Major news organizations have written such fact-checking articles for years. "But in the last two election cycles, the very notion that the facts matter seems to be under assault," said Michael Delli Carpini, an authority on political ads at the University of Pennsylvania's Annenberg School for Communication.
"Candidates and their consultants seem to have learned that as long as you don't back down from your charges or claims, they will stick in the minds of voters regardless of their accuracy or at a minimum, what the truth is will remain murky, a matter of opinion rather than fact," he said.
With Palin giving McCain's campaign a boost in the polls, Obama supporters are nervously watching to see what impact the latest claims will have.

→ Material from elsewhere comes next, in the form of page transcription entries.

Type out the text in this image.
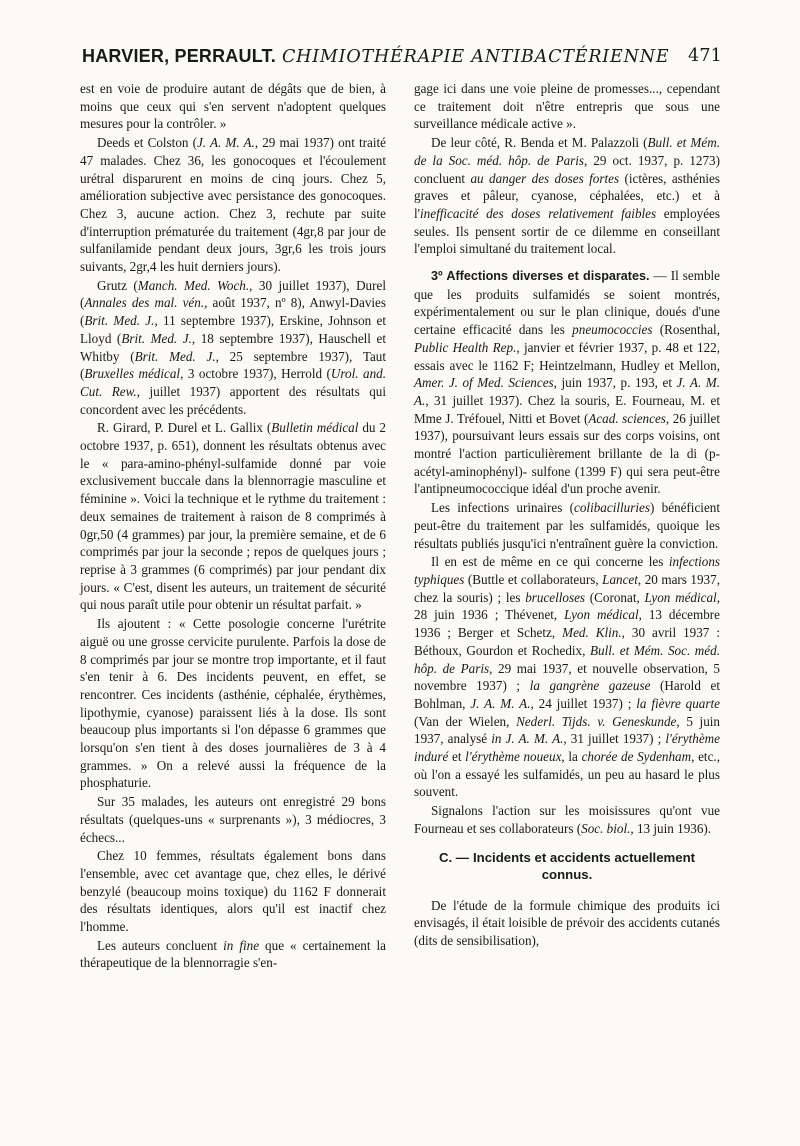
HARVIER, PERRAULT. CHIMIOTHÉRAPIE ANTIBACTÉRIENNE 471

est en voie de produire autant de dégâts que de bien, à moins que ceux qui s'en servent n'adoptent quelques mesures pour la contrôler. »

Deeds et Colston (J. A. M. A., 29 mai 1937) ont traité 47 malades. Chez 36, les gonocoques et l'écoulement urétral disparurent en moins de cinq jours. Chez 5, amélioration subjective avec persistance des gonocoques. Chez 3, aucune action. Chez 3, rechute par suite d'interruption prématurée du traitement (4gr,8 par jour de sulfanilamide pendant deux jours, 3gr,6 les trois jours suivants, 2gr,4 les huit derniers jours).

Grutz (Manch. Med. Woch., 30 juillet 1937), Durel (Annales des mal. vén., août 1937, nº 8), Anwyl-Davies (Brit. Med. J., 11 septembre 1937), Erskine, Johnson et Lloyd (Brit. Med. J., 18 septembre 1937), Hauschell et Whitby (Brit. Med. J., 25 septembre 1937), Taut (Bruxelles médical, 3 octobre 1937), Herrold (Urol. and. Cut. Rew., juillet 1937) apportent des résultats qui concordent avec les précédents.

R. Girard, P. Durel et L. Gallix (Bulletin médical du 2 octobre 1937, p. 651), donnent les résultats obtenus avec le « para-amino-phényl-sulfamide donné par voie exclusivement buccale dans la blennorragie masculine et féminine ». Voici la technique et le rythme du traitement : deux semaines de traitement à raison de 8 comprimés à 0gr,50 (4 grammes) par jour, la première semaine, et de 6 comprimés par jour la seconde ; repos de quelques jours ; reprise à 3 grammes (6 comprimés) par jour pendant dix jours. « C'est, disent les auteurs, un traitement de sécurité qui nous paraît utile pour obtenir un résultat parfait. »

Ils ajoutent : « Cette posologie concerne l'urétrite aiguë ou une grosse cervicite purulente. Parfois la dose de 8 comprimés par jour se montre trop importante, et il faut s'en tenir à 6. Des incidents peuvent, en effet, se rencontrer. Ces incidents (asthénie, céphalée, érythèmes, lipothymie, cyanose) paraissent liés à la dose. Ils sont beaucoup plus importants si l'on dépasse 6 grammes que lorsqu'on s'en tient à des doses journalières de 3 à 4 grammes. » On a relevé aussi la fréquence de la phosphaturie.

Sur 35 malades, les auteurs ont enregistré 29 bons résultats (quelques-uns « surprenants »), 3 médiocres, 3 échecs...

Chez 10 femmes, résultats également bons dans l'ensemble, avec cet avantage que, chez elles, le dérivé benzylé (beaucoup moins toxique) du 1162 F donnerait des résultats identiques, alors qu'il est inactif chez l'homme.

Les auteurs concluent in fine que « certainement la thérapeutique de la blennorragie s'en-

gage ici dans une voie pleine de promesses..., cependant ce traitement doit n'être entrepris que sous une surveillance médicale active ».

De leur côté, R. Benda et M. Palazzoli (Bull. et Mém. de la Soc. méd. hôp. de Paris, 29 oct. 1937, p. 1273) concluent au danger des doses fortes (ictères, asthénies graves et pâleur, cyanose, céphalées, etc.) et à l'inefficacité des doses relativement faibles employées seules. Ils pensent sortir de ce dilemme en conseillant l'emploi simultané du traitement local.

3º Affections diverses et disparates. — Il semble que les produits sulfamidés se soient montrés, expérimentalement ou sur le plan clinique, doués d'une certaine efficacité dans les pneumococcies (Rosenthal, Public Health Rep., janvier et février 1937, p. 48 et 122, essais avec le 1162 F; Heintzelmann, Hudley et Mellon, Amer. J. of Med. Sciences, juin 1937, p. 193, et J. A. M. A., 31 juillet 1937). Chez la souris, E. Fourneau, M. et Mme J. Tréfouel, Nitti et Bovet (Acad. sciences, 26 juillet 1937), poursuivant leurs essais sur des corps voisins, ont montré l'action particulièrement brillante de la di (p-acétyl-aminophényl)- sulfone (1399 F) qui sera peut-être l'antipneumococcique idéal d'un proche avenir.

Les infections urinaires (colibacilluries) bénéficient peut-être du traitement par les sulfamidés, quoique les résultats publiés jusqu'ici n'entraînent guère la conviction.

Il en est de même en ce qui concerne les infections typhiques (Buttle et collaborateurs, Lancet, 20 mars 1937, chez la souris) ; les brucelloses (Coronat, Lyon médical, 28 juin 1936 ; Thévenet, Lyon médical, 13 décembre 1936 ; Berger et Schetz, Med. Klin., 30 avril 1937 : Béthoux, Gourdon et Rochedix, Bull. et Mém. Soc. méd. hôp. de Paris, 29 mai 1937, et nouvelle observation, 5 novembre 1937) ; la gangrène gazeuse (Harold et Bohlman, J. A. M. A., 24 juillet 1937) ; la fièvre quarte (Van der Wielen, Nederl. Tijds. v. Geneskunde, 5 juin 1937, analysé in J. A. M. A., 31 juillet 1937) ; l'érythème induré et l'érythème noueux, la chorée de Sydenham, etc., où l'on a essayé les sulfamidés, un peu au hasard le plus souvent.

Signalons l'action sur les moisissures qu'ont vue Fourneau et ses collaborateurs (Soc. biol., 13 juin 1936).

C. — Incidents et accidents actuellement connus.

De l'étude de la formule chimique des produits ici envisagés, il était loisible de prévoir des accidents cutanés (dits de sensibilisation),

Surveys already show that most people believe Obama would raise their taxes -- a regular McCain claim -- even though independent groups such as the Tax Policy Center concluded that four out of five U.S. households would receive tax cuts under his proposals.
One person who IS calling it as he sees it is Paul Krugman of the NYTimes. Here is a bit of his latest column.
Dishonesty is nothing new in politics. I spent much of 2000 — my first year at The Times — trying to alert readers to the blatant dishonesty of the Bush campaign’s claims about taxes, spending and Social Security.
But I can’t think of any precedent, at least in America, for the blizzard of lies since the Republican convention. The Bush campaign’s lies in 2000 were artful — you needed some grasp of arithmetic to realize that you were being conned. This year, however, the McCain campaign keeps making assertions that anyone with an Internet connection can disprove in a minute, and repeating these assertions over and over again.
And now the team that hopes to form the next administration is running a campaign that makes Bush-Cheney 2000 look like something out of a civics class. What does that say about how that team would run the country?
What it says, I’d argue, is that the Obama campaign is wrong to suggest that a McCain-Palin administration would just be a continuation of Bush-Cheney. If the way John McCain and Sarah Palin are campaigning is any indication, it would be much, much worse.
That’s about how I feel about it myself. I never would have believed that we might end up with an administration worse than Bush 43. I’m beginning to think I am wrong. This could be an unmitigated disaster if McCain/Palin are elected. They aren’t even embarrassed or bother to change their stories when they are caught lying.